La luz moribunda del Pascual  y el ánimo fresco de algunos hinchas, recibieron de frente el gol del rojo que llegó en una jugada rara, sucia, de esas que hace un par de semanas no entraban.  Bernal lo marcó, el balón toco la red arisca y la sonrisa, de repente, parecía asomar en el golpeado rostro del hincha, cansado de malos ratos y pésimas noticias.

El equipo jugaba plácidamente. Al Dájome de hoy le salían todas y Cabrera gestionaba el medio campo de forma óptima.  Ni siquiera el empate de Jaguares, imperdonable, como la copia absurda del mismo gol de la última década, apagó el propósito mayor de la noche.  Cabrera rescató un balón casi perdido y tres segundos después sucedió de nuevo: ¡Gool de Dájome!.. ¡Gool de América! Qué bendición.  Tímidos aplausos que podían ser contados por un oído agudo, despedían el equipo camino al sermón del vestuario.

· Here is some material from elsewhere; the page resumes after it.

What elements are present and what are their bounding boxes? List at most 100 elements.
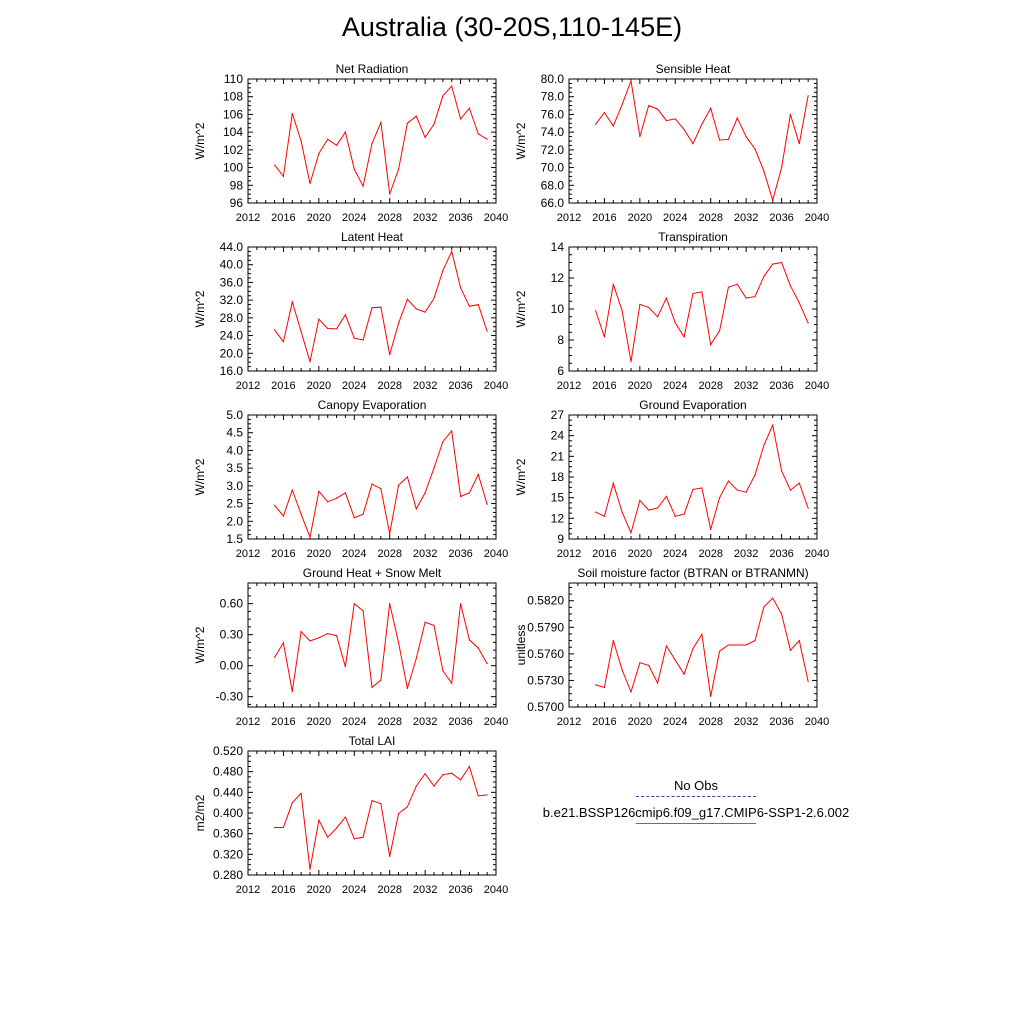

El equipo parecía relajarse. El rival manejaba el balón. Sin embargo, la sensación que todo estaba controlado era una certidumbre plena. Tal vez no tenga nada que ver el entrenador, pero, al menos hoy, su presencia era señal inequívoca de garantía.  El reloj seguía su marcha. Los segundos de hoy no fueron de plomo. El aire disfrazado de brisa fresca fluía tranquilo por San Fernando sin atravesar ese olor a desastre. El equipo luce suelto, liberado de falsas ternuras, como sacudido de la modorra impuesta.  El juez sacudió su pito  señalando el final del juego. Lo que fechas atrás era la hora macabra del final y del coro celestial de putazos, hoy fue el sonido que impulsó a los rojos a levantar los brazos, y con puños apretados, decir en silencio pero a todo pulmón: ¡Ganamos!.. Hora de volver a empezar.

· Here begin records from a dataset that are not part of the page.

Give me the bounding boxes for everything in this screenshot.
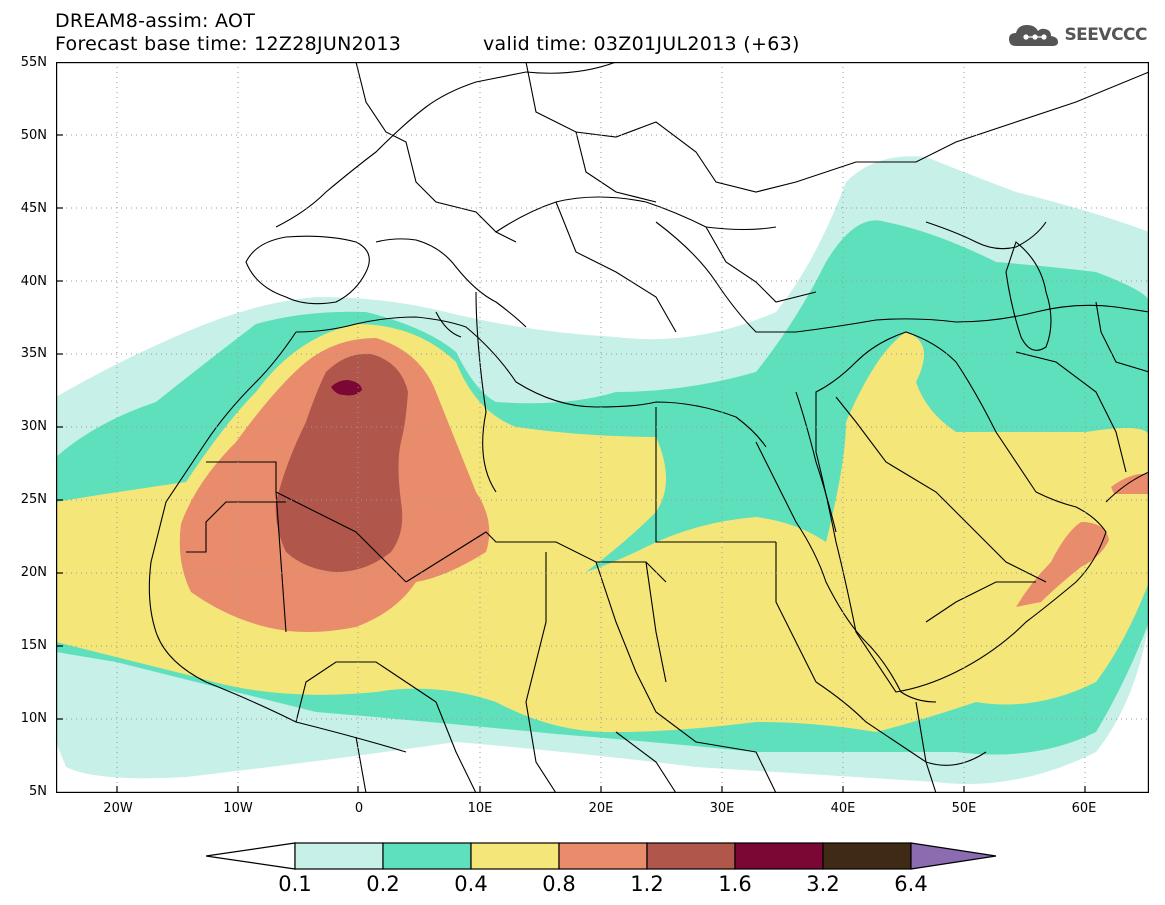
lat-label: 10N bbox=[20, 711, 47, 726]
colorbar-label: 3.2 bbox=[806, 872, 840, 896]
lon-label: 40E bbox=[830, 801, 856, 816]
map-frame bbox=[56, 62, 1149, 793]
aot-contours bbox=[56, 156, 1149, 784]
colorbar bbox=[206, 842, 997, 870]
colorbar-swatch bbox=[822, 842, 912, 870]
colorbar-swatch bbox=[294, 842, 384, 870]
colorbar-label: 6.4 bbox=[894, 872, 928, 896]
colorbar-label: 0.8 bbox=[542, 872, 576, 896]
title-line-1: DREAM8-assim: AOT bbox=[55, 10, 256, 32]
colorbar-swatch bbox=[470, 842, 560, 870]
colorbar-label: 0.2 bbox=[366, 872, 400, 896]
colorbar-swatch bbox=[646, 842, 736, 870]
colorbar-min-arrow bbox=[206, 842, 296, 870]
colorbar-swatch bbox=[734, 842, 824, 870]
lon-label: 50E bbox=[951, 801, 977, 816]
lon-label: 10W bbox=[223, 801, 253, 816]
colorbar-max-arrow bbox=[910, 842, 997, 870]
aot-band-1.6 bbox=[331, 380, 362, 396]
aot-band-1.2 bbox=[275, 353, 408, 572]
lat-label: 5N bbox=[29, 784, 47, 799]
valid-time: valid time: 03Z01JUL2013 (+63) bbox=[483, 33, 800, 55]
country-borders bbox=[148, 62, 1149, 793]
lon-label: 0 bbox=[354, 801, 364, 816]
lat-lon-grid bbox=[56, 62, 1149, 793]
lat-label: 25N bbox=[20, 492, 47, 507]
lat-label: 55N bbox=[20, 55, 47, 70]
lat-label: 45N bbox=[20, 201, 47, 216]
lat-label: 35N bbox=[20, 346, 47, 361]
forecast-base-time: Forecast base time: 12Z28JUN2013 bbox=[55, 33, 402, 55]
seevccc-logo: SEEVCCC bbox=[1008, 22, 1147, 48]
lon-label: 30E bbox=[709, 801, 735, 816]
colorbar-label: 1.6 bbox=[718, 872, 752, 896]
lat-label: 50N bbox=[20, 128, 47, 143]
cloud-icon bbox=[1009, 25, 1059, 46]
aot-band-0.8-oman bbox=[1016, 522, 1109, 607]
lon-label: 20W bbox=[103, 801, 133, 816]
colorbar-label: 1.2 bbox=[630, 872, 664, 896]
lat-label: 30N bbox=[20, 419, 47, 434]
colorbar-swatch bbox=[382, 842, 472, 870]
colorbar-label: 0.1 bbox=[278, 872, 312, 896]
lat-label: 20N bbox=[20, 565, 47, 580]
colorbar-swatch bbox=[558, 842, 648, 870]
lon-label: 60E bbox=[1071, 801, 1097, 816]
colorbar-label: 0.4 bbox=[454, 872, 488, 896]
lon-label: 20E bbox=[588, 801, 614, 816]
lat-label: 40N bbox=[20, 274, 47, 289]
lon-label: 10E bbox=[467, 801, 493, 816]
aot-map bbox=[56, 62, 1149, 793]
logo-text: SEEVCCC bbox=[1064, 25, 1147, 45]
lat-label: 15N bbox=[20, 638, 47, 653]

En este micro mundo del fútbol y en la vorágine de amar una camiseta y seguir a un equipo con devoción religiosa; a veces creemos que todo es el final y que no tenemos derecho a sonreír. Tanta amargura junta, tanto lamento revuelto y tanto sufrir viendo al rojo perder y perder, taparon por un instante ese principio básico de la vida misma: Volver a empezar. ¡Vamos América!

Saludos y gracias por leer estas líneas.